Camels that were in great demand once — for farming, transport and p-trolling by the Border Security Force — are less in demand now than ever before. To preserve Rabari lifestyles and livelihoods, KUUMS, along with Sahjeevan, a Bhuj-based non-profit, along with the state Directorate of Animal Husbandry Department and the milk marketing cooperative Amul are now trying to promote camel’s milk as a healthy, low-fat milk option.
Some experts, such as Kachhia Patel at the Directorate – and Rabaris in general – consider it medicinal. Patel has published testimonies of people who have cured diabetes and other illnesses by regularly consuming camel’s milk.

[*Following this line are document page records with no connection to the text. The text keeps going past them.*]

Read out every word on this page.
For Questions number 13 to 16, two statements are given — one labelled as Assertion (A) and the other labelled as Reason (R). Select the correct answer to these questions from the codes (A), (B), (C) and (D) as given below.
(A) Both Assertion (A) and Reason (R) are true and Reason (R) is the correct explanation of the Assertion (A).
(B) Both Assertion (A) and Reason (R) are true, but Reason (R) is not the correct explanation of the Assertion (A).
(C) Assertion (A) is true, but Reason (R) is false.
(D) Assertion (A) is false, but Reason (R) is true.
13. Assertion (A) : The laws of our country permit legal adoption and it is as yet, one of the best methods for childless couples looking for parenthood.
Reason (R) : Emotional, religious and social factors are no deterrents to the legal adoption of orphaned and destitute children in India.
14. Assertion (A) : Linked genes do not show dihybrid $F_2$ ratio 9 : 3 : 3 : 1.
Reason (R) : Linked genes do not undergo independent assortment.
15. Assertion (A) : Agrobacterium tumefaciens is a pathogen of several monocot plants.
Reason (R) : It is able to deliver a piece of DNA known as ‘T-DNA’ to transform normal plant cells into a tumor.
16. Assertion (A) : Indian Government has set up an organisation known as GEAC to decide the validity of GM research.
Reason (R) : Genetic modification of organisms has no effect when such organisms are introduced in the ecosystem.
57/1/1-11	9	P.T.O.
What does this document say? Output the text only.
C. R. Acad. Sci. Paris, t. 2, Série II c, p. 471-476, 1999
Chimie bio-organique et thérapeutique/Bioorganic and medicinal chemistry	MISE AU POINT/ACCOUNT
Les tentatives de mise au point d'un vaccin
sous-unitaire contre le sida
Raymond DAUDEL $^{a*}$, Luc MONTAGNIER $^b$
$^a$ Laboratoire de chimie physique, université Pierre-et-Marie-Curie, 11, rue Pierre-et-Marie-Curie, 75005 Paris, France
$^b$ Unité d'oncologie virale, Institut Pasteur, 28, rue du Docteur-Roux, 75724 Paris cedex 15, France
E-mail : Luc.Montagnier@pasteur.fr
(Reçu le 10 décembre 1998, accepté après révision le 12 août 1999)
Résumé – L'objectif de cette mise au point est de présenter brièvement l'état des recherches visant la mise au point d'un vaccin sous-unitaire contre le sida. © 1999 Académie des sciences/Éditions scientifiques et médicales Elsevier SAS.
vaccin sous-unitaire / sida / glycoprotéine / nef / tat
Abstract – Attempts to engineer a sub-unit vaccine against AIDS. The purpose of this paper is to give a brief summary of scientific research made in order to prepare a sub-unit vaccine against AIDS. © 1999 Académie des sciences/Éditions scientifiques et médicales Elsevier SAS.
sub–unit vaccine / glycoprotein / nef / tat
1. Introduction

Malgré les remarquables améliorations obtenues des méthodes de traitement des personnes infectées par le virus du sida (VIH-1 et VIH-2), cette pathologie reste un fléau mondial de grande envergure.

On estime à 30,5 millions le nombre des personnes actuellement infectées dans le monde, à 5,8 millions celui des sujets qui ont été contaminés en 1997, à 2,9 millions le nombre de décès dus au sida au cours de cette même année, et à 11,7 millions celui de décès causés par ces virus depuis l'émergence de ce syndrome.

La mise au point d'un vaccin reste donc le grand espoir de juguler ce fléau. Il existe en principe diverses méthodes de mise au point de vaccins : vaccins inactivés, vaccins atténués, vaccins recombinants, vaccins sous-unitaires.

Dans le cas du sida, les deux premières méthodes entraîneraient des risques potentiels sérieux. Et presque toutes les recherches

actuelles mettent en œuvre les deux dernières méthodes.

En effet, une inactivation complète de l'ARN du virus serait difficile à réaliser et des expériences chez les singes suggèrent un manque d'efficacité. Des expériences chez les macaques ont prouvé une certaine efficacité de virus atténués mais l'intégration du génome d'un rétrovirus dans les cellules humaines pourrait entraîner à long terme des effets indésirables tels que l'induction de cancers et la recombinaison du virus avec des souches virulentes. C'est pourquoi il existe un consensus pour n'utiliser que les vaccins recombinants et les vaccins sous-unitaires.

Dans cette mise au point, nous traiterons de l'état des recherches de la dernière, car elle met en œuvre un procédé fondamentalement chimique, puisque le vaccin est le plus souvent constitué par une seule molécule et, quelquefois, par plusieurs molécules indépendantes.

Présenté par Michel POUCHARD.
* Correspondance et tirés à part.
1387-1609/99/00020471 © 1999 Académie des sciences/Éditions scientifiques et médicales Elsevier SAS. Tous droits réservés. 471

With their local mangrove largely out of bounds, Rabaris of Tunda Wand often take their camels to the natural mangroves on the creek of Rand Bandar (harbour), a place where fisher folk of three local villages camp in huts made of sackcloth and plastic over the fishing season from September to March.
Welcome and no
The fisher folk welcome the Rabaris, as they say when camels eat the top foliage, mangrove plants thrive just like manicured garden plants. “Besides, camel footprints stamp mangrove seeds firmly in the mud, helping them stay and grow without being swept away by tides and waves,” says Hassan Ahmed, a veteran fisherman.
However, camels are not welcome in all fishing hamlets. “We find them a nuisance, they come and destroy young plants,” says an elderly fisherman in nearby Luni village. The villagers have planted several kilometres of fresh mangroves sponsored by an industry giant. “When we challenge them, they dare us to go to police or forest officials and complain!” the fisherman said. Ranabhai defends such tactics of occupation: “What do we do? We have to feed the camels.” He says a healthy camel could weigh up to a tonne and need 40 kg of fodder a day.

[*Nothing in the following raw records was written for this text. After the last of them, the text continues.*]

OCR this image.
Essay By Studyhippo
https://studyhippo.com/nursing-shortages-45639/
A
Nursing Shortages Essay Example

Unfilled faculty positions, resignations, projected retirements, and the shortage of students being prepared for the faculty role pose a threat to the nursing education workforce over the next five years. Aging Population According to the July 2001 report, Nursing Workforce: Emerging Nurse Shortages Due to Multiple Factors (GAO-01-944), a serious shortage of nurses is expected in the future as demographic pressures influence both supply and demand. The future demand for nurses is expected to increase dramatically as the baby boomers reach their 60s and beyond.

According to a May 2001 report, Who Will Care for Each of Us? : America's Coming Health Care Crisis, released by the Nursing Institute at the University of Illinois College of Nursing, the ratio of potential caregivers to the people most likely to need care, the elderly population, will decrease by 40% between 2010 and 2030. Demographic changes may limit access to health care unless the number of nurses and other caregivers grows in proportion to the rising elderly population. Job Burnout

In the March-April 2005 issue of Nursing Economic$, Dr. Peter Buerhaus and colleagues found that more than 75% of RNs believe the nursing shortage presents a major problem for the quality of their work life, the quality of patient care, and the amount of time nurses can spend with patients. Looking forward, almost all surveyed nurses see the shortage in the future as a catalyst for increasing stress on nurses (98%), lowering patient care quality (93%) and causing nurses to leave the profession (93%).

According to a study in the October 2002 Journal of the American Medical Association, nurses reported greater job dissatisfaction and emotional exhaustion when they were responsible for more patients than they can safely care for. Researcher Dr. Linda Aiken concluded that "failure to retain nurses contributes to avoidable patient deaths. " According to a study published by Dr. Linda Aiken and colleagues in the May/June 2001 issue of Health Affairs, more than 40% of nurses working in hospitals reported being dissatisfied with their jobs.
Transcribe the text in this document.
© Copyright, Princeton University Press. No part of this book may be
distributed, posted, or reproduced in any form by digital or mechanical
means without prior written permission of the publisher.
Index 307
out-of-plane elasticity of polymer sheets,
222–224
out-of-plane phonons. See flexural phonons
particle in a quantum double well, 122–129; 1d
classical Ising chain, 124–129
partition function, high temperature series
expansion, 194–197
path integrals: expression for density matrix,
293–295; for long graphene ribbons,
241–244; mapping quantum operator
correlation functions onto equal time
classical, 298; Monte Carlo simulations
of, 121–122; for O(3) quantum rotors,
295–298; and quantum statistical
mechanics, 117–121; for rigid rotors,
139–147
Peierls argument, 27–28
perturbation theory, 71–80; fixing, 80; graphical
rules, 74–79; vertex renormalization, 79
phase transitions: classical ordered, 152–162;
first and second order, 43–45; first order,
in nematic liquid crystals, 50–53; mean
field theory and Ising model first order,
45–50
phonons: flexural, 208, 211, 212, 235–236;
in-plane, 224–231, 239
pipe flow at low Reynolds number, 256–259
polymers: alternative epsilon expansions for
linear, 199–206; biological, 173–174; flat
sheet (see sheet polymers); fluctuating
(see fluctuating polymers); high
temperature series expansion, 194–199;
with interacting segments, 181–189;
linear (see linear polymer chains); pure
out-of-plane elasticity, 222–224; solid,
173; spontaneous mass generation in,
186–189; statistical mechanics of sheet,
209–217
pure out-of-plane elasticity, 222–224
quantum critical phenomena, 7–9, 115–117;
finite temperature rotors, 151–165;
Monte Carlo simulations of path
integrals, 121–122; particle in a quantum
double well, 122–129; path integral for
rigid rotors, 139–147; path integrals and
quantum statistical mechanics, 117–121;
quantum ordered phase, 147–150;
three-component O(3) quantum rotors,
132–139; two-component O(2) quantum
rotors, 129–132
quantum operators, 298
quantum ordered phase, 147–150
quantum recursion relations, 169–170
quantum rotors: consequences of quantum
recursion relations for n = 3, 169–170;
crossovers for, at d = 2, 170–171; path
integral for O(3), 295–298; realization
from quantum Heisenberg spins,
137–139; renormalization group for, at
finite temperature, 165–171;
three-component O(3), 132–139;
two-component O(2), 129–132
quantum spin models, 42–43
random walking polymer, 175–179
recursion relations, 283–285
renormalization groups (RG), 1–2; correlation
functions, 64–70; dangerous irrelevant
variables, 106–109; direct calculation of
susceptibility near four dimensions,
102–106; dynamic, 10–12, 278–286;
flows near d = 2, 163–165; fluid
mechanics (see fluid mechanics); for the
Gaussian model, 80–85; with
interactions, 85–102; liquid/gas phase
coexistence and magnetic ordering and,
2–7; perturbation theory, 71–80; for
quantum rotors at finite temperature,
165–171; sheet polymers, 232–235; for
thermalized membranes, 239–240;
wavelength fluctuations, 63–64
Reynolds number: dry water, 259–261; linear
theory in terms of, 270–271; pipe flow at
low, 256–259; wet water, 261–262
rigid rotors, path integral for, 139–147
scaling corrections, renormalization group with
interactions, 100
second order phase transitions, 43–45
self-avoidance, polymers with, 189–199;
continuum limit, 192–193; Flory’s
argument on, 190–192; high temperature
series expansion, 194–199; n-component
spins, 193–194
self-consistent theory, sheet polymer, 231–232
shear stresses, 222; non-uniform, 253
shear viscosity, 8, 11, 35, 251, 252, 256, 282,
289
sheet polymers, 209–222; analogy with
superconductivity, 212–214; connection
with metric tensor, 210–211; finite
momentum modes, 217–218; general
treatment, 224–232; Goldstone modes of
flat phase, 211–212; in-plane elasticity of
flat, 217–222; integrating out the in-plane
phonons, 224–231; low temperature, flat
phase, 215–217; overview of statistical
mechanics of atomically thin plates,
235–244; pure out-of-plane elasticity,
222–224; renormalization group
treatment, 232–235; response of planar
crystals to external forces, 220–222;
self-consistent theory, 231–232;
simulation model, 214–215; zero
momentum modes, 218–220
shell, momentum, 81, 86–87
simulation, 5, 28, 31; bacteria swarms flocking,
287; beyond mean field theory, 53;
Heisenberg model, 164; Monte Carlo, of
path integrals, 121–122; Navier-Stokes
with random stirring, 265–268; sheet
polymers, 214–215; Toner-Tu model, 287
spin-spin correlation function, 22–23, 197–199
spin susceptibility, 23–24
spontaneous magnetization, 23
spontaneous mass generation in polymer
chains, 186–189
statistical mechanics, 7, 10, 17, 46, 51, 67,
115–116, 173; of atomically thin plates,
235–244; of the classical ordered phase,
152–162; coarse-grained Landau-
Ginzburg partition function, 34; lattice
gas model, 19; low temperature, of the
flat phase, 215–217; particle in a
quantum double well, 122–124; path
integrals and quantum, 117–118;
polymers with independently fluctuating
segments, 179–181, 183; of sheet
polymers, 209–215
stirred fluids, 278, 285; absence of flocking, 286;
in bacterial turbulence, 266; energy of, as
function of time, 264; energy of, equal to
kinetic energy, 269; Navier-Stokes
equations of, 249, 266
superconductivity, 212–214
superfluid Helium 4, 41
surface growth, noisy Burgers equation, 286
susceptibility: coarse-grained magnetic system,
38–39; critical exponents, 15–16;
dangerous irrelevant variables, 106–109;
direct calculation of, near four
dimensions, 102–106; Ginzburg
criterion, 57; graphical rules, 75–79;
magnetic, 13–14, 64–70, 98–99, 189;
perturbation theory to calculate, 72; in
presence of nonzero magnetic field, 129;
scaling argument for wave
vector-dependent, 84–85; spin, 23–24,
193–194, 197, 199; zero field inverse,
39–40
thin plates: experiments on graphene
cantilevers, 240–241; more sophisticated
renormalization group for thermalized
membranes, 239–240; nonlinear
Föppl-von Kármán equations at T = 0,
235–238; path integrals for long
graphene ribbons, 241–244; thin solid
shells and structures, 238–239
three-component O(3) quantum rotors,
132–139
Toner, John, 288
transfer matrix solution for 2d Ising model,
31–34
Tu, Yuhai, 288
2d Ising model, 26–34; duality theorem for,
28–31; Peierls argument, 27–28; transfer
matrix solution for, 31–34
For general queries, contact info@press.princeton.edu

Ranabhai’s teenager son walks along the village patch, herding buffaloes. He says he wants to be like his father, though the villagers have to option to take up casual labor for the industries as his mother sometimes does. “I want to be my own malik (boss).” He walks the dirt track, his hands resting on the shepherd’s stick placed across his shoulder.
M M Paniyil is a journalist based in Bangalore.